Hulu’s new Hellraiser movie ripped and tore its way onto the streaming platform this week, bringing Pinhead back to life with new delights of pain and pleasure alike.
The reboot-ish horror film arrives just in time for Halloween movie season and continues a storied tradition of Pinhead making people’s lives more filled with pain and pleasure. Jamie Clayton walked us through what it takes to become a Hellraiser and the intense makeup and prosthetic process to get into Pinhead mode.
But what about that shocking ending? We talked with director David Bruckner and Clayton about how it got made and what it means.
[Ed. note: This post contains spoilers for the end of Hellraiser 2022.]
In the final stretch of Hellraiser, protagonist Riley and her friends have made their way to the reclusive billionaire Voight’s compound, with the Cenobites close behind. They’ve set up shop and blocked out Pinhead and her pals, until it’s revealed that (1) Voight is still alive (although he has a giant nerve-rending machine sticking out of his torso, my favorite part of the movie) and (2) Riley’s boyfriend has been working for Voight the entire time.
There’s a whole sequence that plays out between Voight, the Cenobites, and Riley’s friends, but that’s not what we’re here to talk about.

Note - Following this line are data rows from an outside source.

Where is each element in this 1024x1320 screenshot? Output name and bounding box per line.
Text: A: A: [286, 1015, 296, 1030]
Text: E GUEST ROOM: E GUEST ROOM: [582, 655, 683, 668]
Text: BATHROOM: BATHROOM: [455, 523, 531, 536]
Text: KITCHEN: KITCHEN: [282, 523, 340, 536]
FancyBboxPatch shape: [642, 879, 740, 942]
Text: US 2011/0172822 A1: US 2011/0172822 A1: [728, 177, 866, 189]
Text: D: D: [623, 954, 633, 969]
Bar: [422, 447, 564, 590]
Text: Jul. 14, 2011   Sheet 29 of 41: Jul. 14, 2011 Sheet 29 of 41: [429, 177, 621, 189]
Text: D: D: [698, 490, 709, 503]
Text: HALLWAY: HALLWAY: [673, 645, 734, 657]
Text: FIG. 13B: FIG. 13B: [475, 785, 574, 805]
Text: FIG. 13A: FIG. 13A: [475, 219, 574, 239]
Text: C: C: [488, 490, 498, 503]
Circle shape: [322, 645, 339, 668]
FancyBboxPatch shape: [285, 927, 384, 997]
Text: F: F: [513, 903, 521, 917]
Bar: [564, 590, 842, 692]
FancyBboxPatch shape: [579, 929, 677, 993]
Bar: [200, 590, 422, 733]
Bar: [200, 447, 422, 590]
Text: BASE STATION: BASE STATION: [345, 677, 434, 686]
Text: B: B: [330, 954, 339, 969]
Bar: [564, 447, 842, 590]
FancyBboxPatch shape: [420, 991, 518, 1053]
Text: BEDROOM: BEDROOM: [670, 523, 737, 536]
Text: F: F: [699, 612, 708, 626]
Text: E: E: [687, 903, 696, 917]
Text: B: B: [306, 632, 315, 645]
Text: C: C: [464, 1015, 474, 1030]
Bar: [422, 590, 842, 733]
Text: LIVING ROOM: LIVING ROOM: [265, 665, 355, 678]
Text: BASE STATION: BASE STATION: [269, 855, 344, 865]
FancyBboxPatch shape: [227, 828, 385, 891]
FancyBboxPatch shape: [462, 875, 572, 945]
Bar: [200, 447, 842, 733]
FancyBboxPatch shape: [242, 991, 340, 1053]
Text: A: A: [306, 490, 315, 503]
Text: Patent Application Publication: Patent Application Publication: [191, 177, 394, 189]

We’re here to talk about what happens next — Voight gets his “reward,” which is a gnarly display of skin-flaying in a stark-white room, transforming him into a Cenobite himself. It’s one of the most memorable and jarring sequences in the movie.
According to Bruckner, a number of practical elements were used to construct the sequence. The Hellraiser team created a skin suit and built a “real torture table,” using monofilament fishing line to pull apart the skin on the suit.
“No CGI gore,” Bruckner claims. “We were adamant about that.”
New Pinhead Jamie Clayton recalled Bruckner bringing that up early on.
“He told me he wanted do a lot of the effects practically,” Clayton says. “And I was like, [uncontrollable laughter] They did it!”
Bruckner says advances in technology have made such techniques more doable, using light touches of VFX to augment the prosthetics work and other practical effects.
“It felt like there were new opportunities down that path,” Bruckner says. “Part of the spirit of the franchise is to show them something that they haven’t necessarily seen before. And so it felt in keeping with that spirit more to allow ourselves to kind of invent and imagine.
“Cenobites are generally nude, they don’t need to wear clothes, they’re kind of beyond all these earthly concerns in some way, and are just lost in their pursuit for experience. The flesh is sort of tailored and folded to almost look like clothing. We would say they are their own leather in some ways. And so you just require a little bit of augmentation to help bring it to life, but it’s all practical as well. It’s all actual light falling on prosthetics. And we’re just touching it up in small ways.”
But why end Hellraiser in that way? It’s simple, Bruckner says — it’s in the spirit of transformation and change inherent to the series (and the Cenobites).
“To have that be [Voight’s] destination plays to the irony of the gifts, the joys of Hellraiser,” Bruckner says. “The Cenobites are inviting you to a party you might not want to be a part of. [It’s] the irony of ‘you’re gonna love this’ and you’re thinking, I don’t know if I’m going to love this! It just felt [like] exactly the right place to leave it.”
It was quite the experience to witness on set, as Clayton can attest.
“The days that all seven of the Cenobites were working, everyone’s covered in blood or losing an arm, or getting their skin [flayed],” she says. “Those days were massive. And they did all of that. All of that was happening in front of us.”
Hellraiser is available to stream on Hulu.